What does an exclamation mark mean in an equation?
multiplying it with every number before it until 1 e.g if you have 99! it means 99X98X97X96… until 1
What are Pairwise alignments – every pair in a dataset
allows you to match regions in sequences to identify probable structural and functional similarities
Pairwise alignments – every pair in a dataset
In real datasets, various alignment algorithms are used, such as CLUSTALW, MUSCLE, MAAFT etc – all have benefits and
weaknesses.
Understanding how they work is important if you are to select the right one – a ‘cookie-cutter’ approach of copying a paper doesn’t work
– their dataset might be bigger, more diverse etc than yours.
MUSCLE= good for large data
CLUSTALW= better for smaller
MAAFT= slow but most accurate in large dataset
Pairwise alignments – every pair in a dataset
2
An evolutionary algorithm is then used to put some numbers (and statistics) on the level of relatedness between each pair.
Many algorithms (some for aa, some for nt), and they are selected by model-testing against the aligned dataset.
Model-testing can be done on the basis of various information criteria e.g. BIC, AIC, AICc – the specific one used must be selected to match the diversity of the dataset, and is not arbitrarily “AICc is best” etc. Generally, for diverse datasets,
BIC is best for ore diverse data such as gene from every member of the eukarya, and then as datasets get less diverse, AIC takes over and AICc for very non-diverse datasets. e.g. if doing an alignment of the same protein across a
whole Class or Phylum, BIC, if across a single genus, AICc. That said, depends how conserved the sequence is!
The output is a matrix of numbers – not very interesting or useful but can be used
to generate phylogenetic trees to look at levels of relatedness by branch length
Pick model that has the lowest value
BLAST – the most common informatic tool
Basic local alignment search tool (BLAST) was launched in the late 1980s and is a search tool for searching a sequence database using a query sequence. Could be used to get a rough idea of what a species is based on a
marker gene (e.g. 16S rRNA gene) or what type of enzyme a protein is.
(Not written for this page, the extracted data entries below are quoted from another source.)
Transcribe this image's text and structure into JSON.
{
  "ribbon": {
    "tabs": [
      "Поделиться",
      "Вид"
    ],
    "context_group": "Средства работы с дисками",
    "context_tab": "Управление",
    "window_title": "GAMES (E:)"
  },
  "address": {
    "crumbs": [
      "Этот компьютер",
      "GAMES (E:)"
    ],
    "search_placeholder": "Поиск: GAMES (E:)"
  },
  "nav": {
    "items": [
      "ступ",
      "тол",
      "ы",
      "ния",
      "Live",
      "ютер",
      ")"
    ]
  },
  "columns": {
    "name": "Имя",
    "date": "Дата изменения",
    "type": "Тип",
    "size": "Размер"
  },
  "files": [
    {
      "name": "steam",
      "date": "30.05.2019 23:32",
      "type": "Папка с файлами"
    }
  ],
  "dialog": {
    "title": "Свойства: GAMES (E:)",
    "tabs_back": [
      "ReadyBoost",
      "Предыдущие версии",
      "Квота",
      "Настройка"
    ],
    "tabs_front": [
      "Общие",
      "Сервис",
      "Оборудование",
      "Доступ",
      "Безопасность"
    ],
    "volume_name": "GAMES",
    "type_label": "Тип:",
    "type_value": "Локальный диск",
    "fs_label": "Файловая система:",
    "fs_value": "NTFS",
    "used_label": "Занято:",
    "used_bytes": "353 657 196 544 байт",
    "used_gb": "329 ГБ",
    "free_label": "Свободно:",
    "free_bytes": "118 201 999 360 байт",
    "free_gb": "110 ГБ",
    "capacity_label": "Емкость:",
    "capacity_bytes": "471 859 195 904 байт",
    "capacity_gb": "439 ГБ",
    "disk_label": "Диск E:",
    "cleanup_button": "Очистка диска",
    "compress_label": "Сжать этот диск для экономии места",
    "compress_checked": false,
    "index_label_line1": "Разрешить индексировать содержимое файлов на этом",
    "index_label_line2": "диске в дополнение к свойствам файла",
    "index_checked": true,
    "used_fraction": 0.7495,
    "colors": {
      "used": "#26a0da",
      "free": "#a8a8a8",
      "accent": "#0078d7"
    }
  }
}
It is just a search tool – you need a database! Most people who say “BLAST” mean “NCBI BLAST”, “EBI BLAST” i.e. the BLAST search
tool for interrogating the GenBank database of DNA and protein sequence data. You can have a local BLAST database on your own PC just to search your own data. There are specialist databases out there too.
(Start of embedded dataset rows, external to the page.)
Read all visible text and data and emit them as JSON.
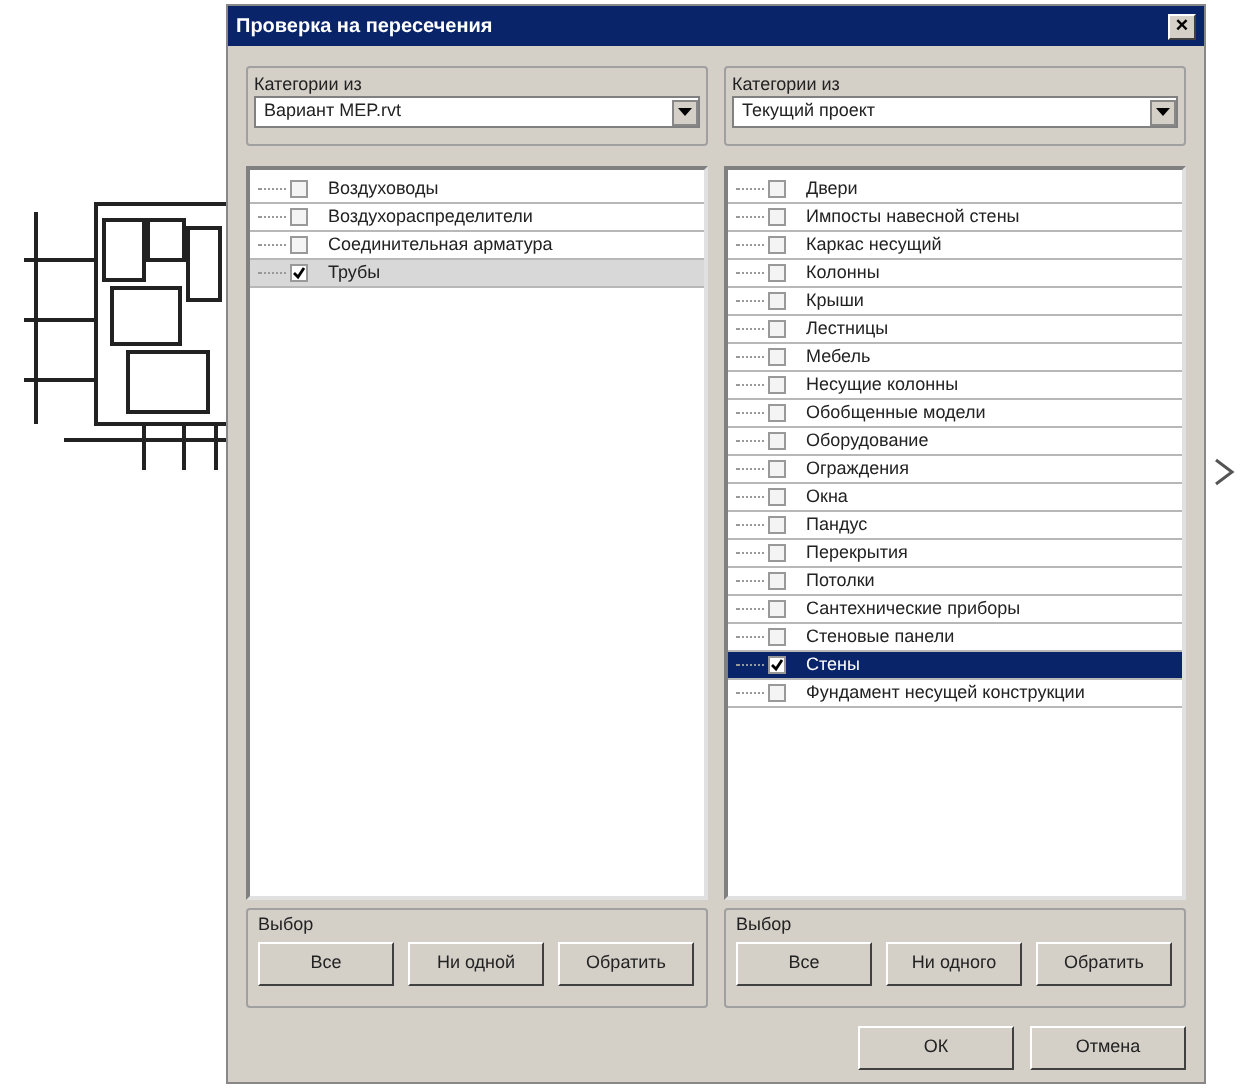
{
  "window": {
    "title": "Проверка на пересечения",
    "close": "×"
  },
  "panels": [
    {
      "group_label": "Категории из",
      "source": "Вариант MEP.rvt",
      "items": [
        {
          "label": "Воздуховоды",
          "checked": false,
          "selected": false
        },
        {
          "label": "Воздухораспределители",
          "checked": false,
          "selected": false
        },
        {
          "label": "Соединительная арматура",
          "checked": false,
          "selected": false
        },
        {
          "label": "Трубы",
          "checked": true,
          "selected": false,
          "highlighted": true
        }
      ],
      "selection_label": "Выбор",
      "buttons": [
        "Все",
        "Ни одной",
        "Обратить"
      ]
    },
    {
      "group_label": "Категории из",
      "source": "Текущий проект",
      "items": [
        {
          "label": "Двери",
          "checked": false,
          "selected": false
        },
        {
          "label": "Импосты навесной стены",
          "checked": false,
          "selected": false
        },
        {
          "label": "Каркас несущий",
          "checked": false,
          "selected": false
        },
        {
          "label": "Колонны",
          "checked": false,
          "selected": false
        },
        {
          "label": "Крыши",
          "checked": false,
          "selected": false
        },
        {
          "label": "Лестницы",
          "checked": false,
          "selected": false
        },
        {
          "label": "Мебель",
          "checked": false,
          "selected": false
        },
        {
          "label": "Несущие колонны",
          "checked": false,
          "selected": false
        },
        {
          "label": "Обобщенные модели",
          "checked": false,
          "selected": false
        },
        {
          "label": "Оборудование",
          "checked": false,
          "selected": false
        },
        {
          "label": "Ограждения",
          "checked": false,
          "selected": false
        },
        {
          "label": "Окна",
          "checked": false,
          "selected": false
        },
        {
          "label": "Пандус",
          "checked": false,
          "selected": false
        },
        {
          "label": "Перекрытия",
          "checked": false,
          "selected": false
        },
        {
          "label": "Потолки",
          "checked": false,
          "selected": false
        },
        {
          "label": "Сантехнические приборы",
          "checked": false,
          "selected": false
        },
        {
          "label": "Стеновые панели",
          "checked": false,
          "selected": false
        },
        {
          "label": "Стены",
          "checked": true,
          "selected": true
        },
        {
          "label": "Фундамент несущей конструкции",
          "checked": false,
          "selected": false
        }
      ],
      "selection_label": "Выбор",
      "buttons": [
        "Все",
        "Ни одного",
        "Обратить"
      ]
    }
  ],
  "buttons": [
    "ОК",
    "Отмена"
  ]
}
Proper phraseology “…the GenBank™ database was interrogated
using the BLASTn algorithm (Altschul et al., 1990) using the putiative cbbL sequence from Thiomicrorhabdus heinhorstii…”
Will a protein have high identity with other sequences.
identity in amino acids will not have high percentage identity as many amino acids do similar things so they will have higher similarity.
What is the e-value
e value is a measure of quality. The longer the sequence the better quality as shorter sequences will probably be in many sequences on the earth.
tells you if its happening by chance the higher the number =nonsense match same sequence but randomly probably because sequence is too short.